Trust is an interesting thing. In the article that I'm going to post with this, there is a quote that says "Without trust, there is no love." How true. I keep telling some people this, but it's still in the open with one of them, I think. That is if she trusts me, though.

And then I have a new social experiment with this whole MySpace thing. It's so completely like Bolt, but it doesn't have the super highway feel. You can do essentially the same things, but I'm avoiding it for now. But it's actually quite an interesting thing. I've only had an account for what? Three days? And I have girls from all over the country saying things like "Hey suga." and stuff like that. Seriously, the farthest away is in Pennsylvania, with one that may or may not be from New York, New York.

I suppose that's the nature of the world today, I don't know. It's just wierd getting back into it, I suppose. Whatever. It does give me a bit of hope and motivation though. :-D

But as for that article, they think that they have found a hormone that affects trust: http://www.cnn.com/2005/HEALTH/06/01/trust.hormone.ap/index.html

Sounds like more witch doctor crap to me.
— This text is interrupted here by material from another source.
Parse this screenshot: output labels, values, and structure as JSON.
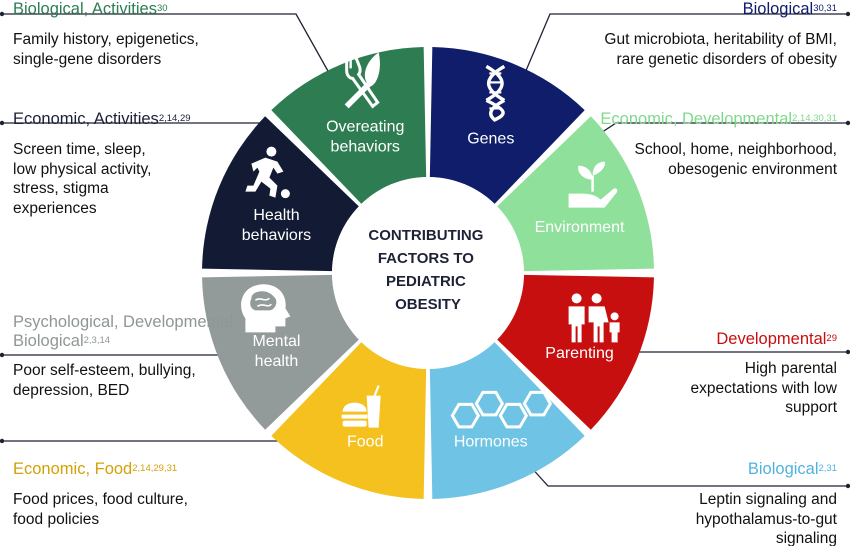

They think they can use the research to treat Autism (sound familiar, they say the aspect that makes people not trust enough is what they want to treat) and some new Syndrome that causes toddlers to "trust too much" making them "nearly fearless when dealing with complete strangers".

I can only really see that as a problem in a few cases. Like, when is trusting to little a bad thing? I don't get the whole modern medicine thing. The more I study it the more it seems like they come up with arbitrary lines in things saying that this is "normal" and then try to enforce them beyond all logic. They don't actually seem to accept that each individuals mental and physical health is actually unique and that not everyone has to look at you while you're talking to hear you. Because if they don't, they have ADD, ADHD, Autism or any of the other millions of made up diseases. Yeah, show me a severe case and I'll by into it a little bit, but that doesn't necessarily mean it needs treated, nor treated with expensive drugs.